Object Manipulation by a Humanoid Robot via Single Camera Pose Estimation
Şefik Emre Eskimez
Mechatronics, M.Sc. Thesis, 2013
Assoc. Prof. Kemalettin Erbatur (Thesis Supervisor), Assoc. Prof. Volkan Patoğlu, Assoc. Prof. Albert Levi, Assoc. Prof. Meriç Özcan, Asst. Prof. Hakan Erdoğan
Date &Time: August, 13th, 2013 - 11:00
Place: FENS L035
Keywords: Humanoid robots, object manipulation, object grasping, computer vision systems, navigation
Humanoid robots are designed to be used in daily life as assistance robots for people. They are expected to fill the jobs that require physical labor. These robots are also considered in healthcare sector. The ultimate goal in humanoid robotics is to reach a point where robots can truly communicate with people, and to be a part of labor force.

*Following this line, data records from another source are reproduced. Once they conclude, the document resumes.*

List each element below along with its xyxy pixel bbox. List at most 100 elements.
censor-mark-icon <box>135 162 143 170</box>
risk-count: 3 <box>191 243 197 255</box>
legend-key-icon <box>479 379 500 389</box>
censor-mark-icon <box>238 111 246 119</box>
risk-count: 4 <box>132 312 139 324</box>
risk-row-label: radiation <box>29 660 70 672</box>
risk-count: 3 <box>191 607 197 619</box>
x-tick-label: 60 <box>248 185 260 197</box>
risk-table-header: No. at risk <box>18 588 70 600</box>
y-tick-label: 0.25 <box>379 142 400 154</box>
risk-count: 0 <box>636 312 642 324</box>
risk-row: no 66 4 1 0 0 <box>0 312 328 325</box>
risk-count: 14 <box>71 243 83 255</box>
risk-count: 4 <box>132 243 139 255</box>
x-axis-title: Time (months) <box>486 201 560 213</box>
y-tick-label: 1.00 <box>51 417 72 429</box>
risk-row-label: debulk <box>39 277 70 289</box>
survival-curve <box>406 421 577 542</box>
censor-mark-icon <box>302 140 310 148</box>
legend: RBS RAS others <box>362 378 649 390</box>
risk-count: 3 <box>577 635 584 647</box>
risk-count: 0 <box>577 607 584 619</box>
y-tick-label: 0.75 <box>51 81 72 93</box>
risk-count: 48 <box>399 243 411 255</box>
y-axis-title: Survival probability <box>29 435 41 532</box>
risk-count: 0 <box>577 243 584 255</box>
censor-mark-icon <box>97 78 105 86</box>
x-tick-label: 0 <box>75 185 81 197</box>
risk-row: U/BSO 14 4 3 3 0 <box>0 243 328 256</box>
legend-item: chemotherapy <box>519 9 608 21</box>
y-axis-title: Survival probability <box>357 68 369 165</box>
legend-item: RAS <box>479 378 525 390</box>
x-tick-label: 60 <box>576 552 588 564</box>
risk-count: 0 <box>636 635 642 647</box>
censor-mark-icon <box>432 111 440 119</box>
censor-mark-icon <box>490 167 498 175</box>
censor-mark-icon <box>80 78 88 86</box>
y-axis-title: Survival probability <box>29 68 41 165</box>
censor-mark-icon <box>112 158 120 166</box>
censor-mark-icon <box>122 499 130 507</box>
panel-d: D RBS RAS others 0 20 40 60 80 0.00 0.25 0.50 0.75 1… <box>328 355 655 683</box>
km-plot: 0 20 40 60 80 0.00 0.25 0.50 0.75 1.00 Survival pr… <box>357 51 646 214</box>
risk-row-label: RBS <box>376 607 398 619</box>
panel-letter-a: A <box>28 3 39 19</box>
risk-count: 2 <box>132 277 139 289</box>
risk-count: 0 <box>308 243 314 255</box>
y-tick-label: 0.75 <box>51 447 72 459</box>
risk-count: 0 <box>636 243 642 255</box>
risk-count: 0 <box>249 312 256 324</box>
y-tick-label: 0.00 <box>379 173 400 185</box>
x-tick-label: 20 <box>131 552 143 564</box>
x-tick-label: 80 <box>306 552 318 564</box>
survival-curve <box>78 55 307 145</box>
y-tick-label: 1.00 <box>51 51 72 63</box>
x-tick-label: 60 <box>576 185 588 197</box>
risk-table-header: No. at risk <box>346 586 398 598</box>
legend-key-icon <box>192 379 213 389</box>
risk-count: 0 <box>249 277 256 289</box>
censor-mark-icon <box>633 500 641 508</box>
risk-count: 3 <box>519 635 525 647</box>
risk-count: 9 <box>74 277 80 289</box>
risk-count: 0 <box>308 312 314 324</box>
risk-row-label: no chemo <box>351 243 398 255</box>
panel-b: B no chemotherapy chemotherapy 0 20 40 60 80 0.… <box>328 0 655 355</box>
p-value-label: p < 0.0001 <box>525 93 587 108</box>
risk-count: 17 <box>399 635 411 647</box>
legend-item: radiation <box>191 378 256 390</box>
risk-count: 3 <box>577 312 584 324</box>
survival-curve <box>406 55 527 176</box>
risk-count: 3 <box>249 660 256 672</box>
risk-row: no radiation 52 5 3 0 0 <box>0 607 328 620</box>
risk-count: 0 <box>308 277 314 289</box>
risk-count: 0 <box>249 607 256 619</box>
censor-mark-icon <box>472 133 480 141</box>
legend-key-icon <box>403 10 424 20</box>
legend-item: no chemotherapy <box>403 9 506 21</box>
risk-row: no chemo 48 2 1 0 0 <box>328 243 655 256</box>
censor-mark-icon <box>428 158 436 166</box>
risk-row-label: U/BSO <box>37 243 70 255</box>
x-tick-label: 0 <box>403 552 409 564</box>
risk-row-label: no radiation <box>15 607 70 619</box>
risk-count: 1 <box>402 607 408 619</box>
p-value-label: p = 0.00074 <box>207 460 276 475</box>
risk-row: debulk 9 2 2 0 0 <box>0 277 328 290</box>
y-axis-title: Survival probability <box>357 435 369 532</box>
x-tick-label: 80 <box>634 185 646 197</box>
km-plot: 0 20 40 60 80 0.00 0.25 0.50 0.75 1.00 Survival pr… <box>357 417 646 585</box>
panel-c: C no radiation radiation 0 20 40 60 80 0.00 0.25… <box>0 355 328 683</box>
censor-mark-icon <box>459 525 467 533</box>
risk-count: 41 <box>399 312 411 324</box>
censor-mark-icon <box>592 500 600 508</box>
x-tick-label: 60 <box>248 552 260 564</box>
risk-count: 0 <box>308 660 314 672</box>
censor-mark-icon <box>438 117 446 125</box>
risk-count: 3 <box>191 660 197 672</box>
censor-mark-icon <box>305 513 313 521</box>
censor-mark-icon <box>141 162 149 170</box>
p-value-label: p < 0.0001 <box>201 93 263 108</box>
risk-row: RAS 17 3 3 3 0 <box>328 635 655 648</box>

Usual daily environment of a common person contains objects with different geometric and texture features. Such objects should be easily recognized, located and manipulated by a robot when needed. These tasks require high amount of information from environment.
The Computer Vision field interests in extraction and use of visual cues for computer systems. Visual data captured with cameras contains the most of the information needed about the environment for high level tasks relative to the other sensors. Most of the high level tasks on humanoid robots require the target object to be segmented in image and located in the 3D environment. Also, the object should be kept in image so that the information about the object can be retrieved continuously. This can be achieved by gaze control schemes by using visual feedback to drive neck motors of the robot.
In this thesis an object manipulation algorithm is proposed for a humanoid robot. A white object with red square marker is used as the target object. The object is segmented by color information. Corners of the red marker is found and used for the pose estimation algorithm and gaze control. The pose information is used for navigation to the object and for the grasping action. The described algorithm is implemented on the humanoid experiment platform SURALP (Sabanci University ReseArch Labaratory Platform).